Hello, I apologize because my English is not very good. I am a pessimistic person and always thought negatively. Two years ago, I started reading the book, The Secret, and my life began to improve. But soon, I stopped reading the book and completely forgot about it.

During this period, I entered into a relationship with someone, and we were initially friends. Then the friendship turned into love, and the first period was wonderful in every way. But after several months, I started going through bad circumstances, and negativity began to increase and take over my life, and everyone around me began to alienate me one by one. Then, after several months, I noticed this person starting to run away from me. I thought he no longer loved me as much as he initially did, and he had no problem with us leaving each other until we had a disagreement. After that, we left each other permanently without prior planning. He could not stand me, and I felt that things had ended at this point. I was hurt because he could not bear the difficult period I was going through, which changed me for the worse, and we continued like this for months. I felt inside that I still wanted him and that I did not want him at the same time. Everyone around me said, “No, this is not appropriate,” and sometimes I felt inside that they were right, and sometimes I felt that I fell short in some aspects, but I knew that even if I fell short, I should not be left without blame.

I spent several months focusing on my future and my studies, and inside me, there was sadness. At the same time, I bought The Secret book and started reading it, trying hard to change my thinking in general and not to return to this person because I was afraid that his return would not be good for me and that I would suffer. But I had decided that he would return within three days before I left my current place. Internally, I slightly ruled out his return because I saw him living his life very normally and he did not need me, until a day that I would not expect or predict.

Suddenly, when I opened WhatsApp, I found a message from him saying, “Isn’t this enough?
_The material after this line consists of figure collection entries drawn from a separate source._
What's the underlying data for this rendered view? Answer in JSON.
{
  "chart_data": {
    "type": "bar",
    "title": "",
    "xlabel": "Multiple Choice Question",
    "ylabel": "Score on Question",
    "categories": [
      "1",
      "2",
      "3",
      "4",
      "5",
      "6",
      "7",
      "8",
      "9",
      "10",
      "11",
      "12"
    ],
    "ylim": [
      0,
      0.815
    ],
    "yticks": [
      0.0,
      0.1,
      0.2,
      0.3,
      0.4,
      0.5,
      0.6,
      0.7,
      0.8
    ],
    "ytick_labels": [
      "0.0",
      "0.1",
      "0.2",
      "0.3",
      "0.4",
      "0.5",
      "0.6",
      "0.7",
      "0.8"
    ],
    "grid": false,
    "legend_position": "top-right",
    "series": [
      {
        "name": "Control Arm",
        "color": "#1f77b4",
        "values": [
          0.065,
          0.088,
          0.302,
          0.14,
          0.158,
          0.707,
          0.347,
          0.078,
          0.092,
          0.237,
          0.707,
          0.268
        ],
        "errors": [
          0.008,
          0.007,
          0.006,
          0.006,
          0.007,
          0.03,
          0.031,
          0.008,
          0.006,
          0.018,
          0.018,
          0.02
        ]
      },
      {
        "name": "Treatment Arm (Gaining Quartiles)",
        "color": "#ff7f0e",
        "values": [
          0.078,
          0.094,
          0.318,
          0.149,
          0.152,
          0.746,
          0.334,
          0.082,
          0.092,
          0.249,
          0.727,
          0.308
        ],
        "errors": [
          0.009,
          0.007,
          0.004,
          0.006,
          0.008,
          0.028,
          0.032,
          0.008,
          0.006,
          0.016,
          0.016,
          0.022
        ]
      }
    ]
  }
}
I can no longer bear your absence.” He apologized to me, and now he is trying to make me return to him again after he chose distance after the last quarrel and disappeared. However, I have not decided yet if I should get back together with him or not.

I hope that my life and his life will improve on all levels, not only for the sake of love but also for the sake of enjoying the life that God has given us. I will continue reading The Secret to change my thinking and my personality for the better, for my sake and not for anyone else’s.

Submitted by: Happy person

Europe

I am working to develop myself, my personality, and my thinking!